Yüz milyarlarca diğer yıldızla birlikte yıldız sistemimize konut sahipliği yapan devasa Samanyolu Galaksisi, açık ve aysız gecelerde gökyüzümüzde uzanan pırıltılı bir leke üzere görünür. Gökyüzüne epeyce takıntılı olan eski beşerler içinse Samanyolu’na bakmak, Dünya’nın üzerinde asılı duran ve ölülere öbür dünyaya seyahatlerinde yardımcı olan bir tanrıçayı sembolize etmiş olabilir.

Journal of Astronomical History and Heritage mecmuasında yayınlanan yeni bir çalışma, Samanyolu’nun antik Mısır kültüründeki rolünü araştırıyor ve galaksimizi gökyüzü tanrıçası Nut ile ilişkilendiriyor.

Eski Mısırlılar astronomi alanında öncülerdi; yıldızları, takımyıldızları, öbür gezegenleri gözlemlediler, Güneş ve Ay’ın hareketlerini takip ettiler ve 365 günlük bir yıl ve 24 saatlik bir gün kavramını yarattılar.

Astronomi, tarım yoluyla gündelik ömürlerine dahil edildi ve Giza piramitlerinin temellerini inşa etmek için de kullanıldı. Eski Mısır dininde Tanrıça Nut gökyüzünü, yıldızları ve bir bütün olarak kozmosu temsil ediyordu. Ekseriyetle kardeşi Toprak Yaradanı Geb‘in üzerinde yükselirken bedeninin her yerinde yıldızlar olan bir bayan olarak tasvir ediliyordu.

Yeni çalışma, gök tanrıçasının Samanyolu’nun göksel bir tezahürü olduğu fikrini ortaya koyuyor.
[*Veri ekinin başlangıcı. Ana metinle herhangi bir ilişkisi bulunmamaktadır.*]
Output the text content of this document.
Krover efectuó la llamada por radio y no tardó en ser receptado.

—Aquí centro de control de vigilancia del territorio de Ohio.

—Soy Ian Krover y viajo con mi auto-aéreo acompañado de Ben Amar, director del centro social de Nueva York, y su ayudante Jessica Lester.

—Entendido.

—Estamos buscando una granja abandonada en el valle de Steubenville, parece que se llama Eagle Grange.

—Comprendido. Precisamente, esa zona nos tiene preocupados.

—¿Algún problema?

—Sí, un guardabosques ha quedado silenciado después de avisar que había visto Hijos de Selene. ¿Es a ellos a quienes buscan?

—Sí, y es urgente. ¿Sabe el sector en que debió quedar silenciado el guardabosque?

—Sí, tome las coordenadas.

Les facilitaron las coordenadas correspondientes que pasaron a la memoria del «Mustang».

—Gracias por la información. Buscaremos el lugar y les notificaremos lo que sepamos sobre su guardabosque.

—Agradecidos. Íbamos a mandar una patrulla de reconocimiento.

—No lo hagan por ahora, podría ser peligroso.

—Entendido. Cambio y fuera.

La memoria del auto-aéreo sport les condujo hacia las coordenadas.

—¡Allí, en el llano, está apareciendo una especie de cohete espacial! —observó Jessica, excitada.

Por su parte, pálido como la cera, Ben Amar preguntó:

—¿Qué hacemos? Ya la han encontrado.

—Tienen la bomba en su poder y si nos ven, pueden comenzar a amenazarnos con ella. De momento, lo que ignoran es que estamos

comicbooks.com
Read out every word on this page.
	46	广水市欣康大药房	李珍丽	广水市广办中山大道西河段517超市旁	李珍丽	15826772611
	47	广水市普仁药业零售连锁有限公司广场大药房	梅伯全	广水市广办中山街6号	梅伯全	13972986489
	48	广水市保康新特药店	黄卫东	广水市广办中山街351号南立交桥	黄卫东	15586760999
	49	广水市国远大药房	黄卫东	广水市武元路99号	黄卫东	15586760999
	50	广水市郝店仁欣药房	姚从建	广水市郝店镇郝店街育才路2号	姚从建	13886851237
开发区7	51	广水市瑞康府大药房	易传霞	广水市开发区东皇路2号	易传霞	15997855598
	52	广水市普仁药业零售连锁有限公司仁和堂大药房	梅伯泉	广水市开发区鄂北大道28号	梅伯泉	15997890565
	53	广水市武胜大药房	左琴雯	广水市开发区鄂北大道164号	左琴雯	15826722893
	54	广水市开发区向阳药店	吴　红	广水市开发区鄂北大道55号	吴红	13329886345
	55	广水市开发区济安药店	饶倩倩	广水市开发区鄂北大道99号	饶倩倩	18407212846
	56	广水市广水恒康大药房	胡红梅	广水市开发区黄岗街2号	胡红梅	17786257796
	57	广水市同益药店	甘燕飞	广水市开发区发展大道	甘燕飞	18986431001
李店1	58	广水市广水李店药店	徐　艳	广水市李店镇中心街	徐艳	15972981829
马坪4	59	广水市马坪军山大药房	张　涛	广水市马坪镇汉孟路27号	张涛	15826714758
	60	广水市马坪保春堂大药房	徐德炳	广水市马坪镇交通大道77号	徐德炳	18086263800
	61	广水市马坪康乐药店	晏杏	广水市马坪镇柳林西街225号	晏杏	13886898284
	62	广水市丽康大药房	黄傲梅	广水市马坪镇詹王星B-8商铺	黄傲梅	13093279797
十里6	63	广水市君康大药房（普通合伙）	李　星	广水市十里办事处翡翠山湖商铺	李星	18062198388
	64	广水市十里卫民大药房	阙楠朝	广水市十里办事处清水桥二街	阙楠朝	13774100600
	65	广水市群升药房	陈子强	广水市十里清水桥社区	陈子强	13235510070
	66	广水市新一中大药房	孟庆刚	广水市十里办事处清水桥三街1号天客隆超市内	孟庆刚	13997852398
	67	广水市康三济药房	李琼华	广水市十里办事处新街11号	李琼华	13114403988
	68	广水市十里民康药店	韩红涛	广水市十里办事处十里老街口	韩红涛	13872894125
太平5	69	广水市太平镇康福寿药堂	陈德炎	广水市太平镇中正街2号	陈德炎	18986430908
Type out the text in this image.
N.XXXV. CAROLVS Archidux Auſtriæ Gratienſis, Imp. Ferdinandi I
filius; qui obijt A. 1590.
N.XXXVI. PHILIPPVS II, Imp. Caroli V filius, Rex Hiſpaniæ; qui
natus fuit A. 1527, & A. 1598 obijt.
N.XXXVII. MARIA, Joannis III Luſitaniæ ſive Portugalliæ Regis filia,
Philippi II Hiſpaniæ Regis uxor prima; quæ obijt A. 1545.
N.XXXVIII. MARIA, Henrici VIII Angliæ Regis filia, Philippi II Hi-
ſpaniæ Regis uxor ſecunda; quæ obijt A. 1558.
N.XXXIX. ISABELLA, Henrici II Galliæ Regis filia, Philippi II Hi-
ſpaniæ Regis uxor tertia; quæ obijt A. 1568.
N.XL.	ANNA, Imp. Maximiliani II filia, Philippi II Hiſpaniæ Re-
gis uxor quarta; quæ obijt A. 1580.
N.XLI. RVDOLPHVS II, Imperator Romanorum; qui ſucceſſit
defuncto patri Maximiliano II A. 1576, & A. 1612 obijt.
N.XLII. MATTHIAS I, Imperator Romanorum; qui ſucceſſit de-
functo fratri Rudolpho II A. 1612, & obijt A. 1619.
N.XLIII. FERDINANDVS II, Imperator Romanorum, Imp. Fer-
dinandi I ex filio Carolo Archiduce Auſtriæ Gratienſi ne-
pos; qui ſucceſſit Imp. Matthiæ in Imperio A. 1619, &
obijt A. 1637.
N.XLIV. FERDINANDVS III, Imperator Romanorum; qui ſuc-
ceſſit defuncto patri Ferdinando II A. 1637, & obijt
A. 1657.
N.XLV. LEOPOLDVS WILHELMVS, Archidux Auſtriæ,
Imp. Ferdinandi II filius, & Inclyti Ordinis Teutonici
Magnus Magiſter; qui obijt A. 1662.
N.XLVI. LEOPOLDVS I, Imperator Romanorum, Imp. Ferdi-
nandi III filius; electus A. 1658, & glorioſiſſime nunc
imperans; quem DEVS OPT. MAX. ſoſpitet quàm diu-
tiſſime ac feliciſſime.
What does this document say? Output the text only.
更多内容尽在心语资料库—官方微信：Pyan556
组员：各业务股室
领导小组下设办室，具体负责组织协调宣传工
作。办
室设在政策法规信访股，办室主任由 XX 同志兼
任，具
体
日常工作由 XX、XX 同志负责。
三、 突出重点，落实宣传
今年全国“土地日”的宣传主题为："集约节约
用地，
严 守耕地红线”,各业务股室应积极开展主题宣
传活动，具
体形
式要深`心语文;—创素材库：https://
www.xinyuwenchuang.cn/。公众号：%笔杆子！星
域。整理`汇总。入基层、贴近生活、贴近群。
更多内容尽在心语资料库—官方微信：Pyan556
Portsmouth Üniversitesi’nde yapılan araştırmada Samanyolu’nun 3.000 ila 4.000 yıl evvel Mısır’ın farklı yerlerinden nasıl göründüğünü ve gece boyunca yükselip batarken ve bir mevsimden başkasına görünümünün nasıl değişeceğini modellediler.

Tanrıça Nut’un, yani Samanayolu’nun başı ve gerisi batı ve doğu ufuklarıyla eşitlenirken, kolları bedenine açılı bir biçimde uzanır, sağ kolu kuzeybatıda ve sol kolu güneydoğuda olacak halde tanım edilmişti. Eski Mısırlıların galaksiye bakışının simüle edilmiş modeli aracılığıyla o yıllardaki imgeyi tekrar oluşturmak mümkün oldu. Böylelikle 4.000 yıl evvel Mısır medeniyetinin “neye” tapındığını ve bunun büyük ihtimalle Samanyolu Galaksisi olduğunu artık biliyoruz.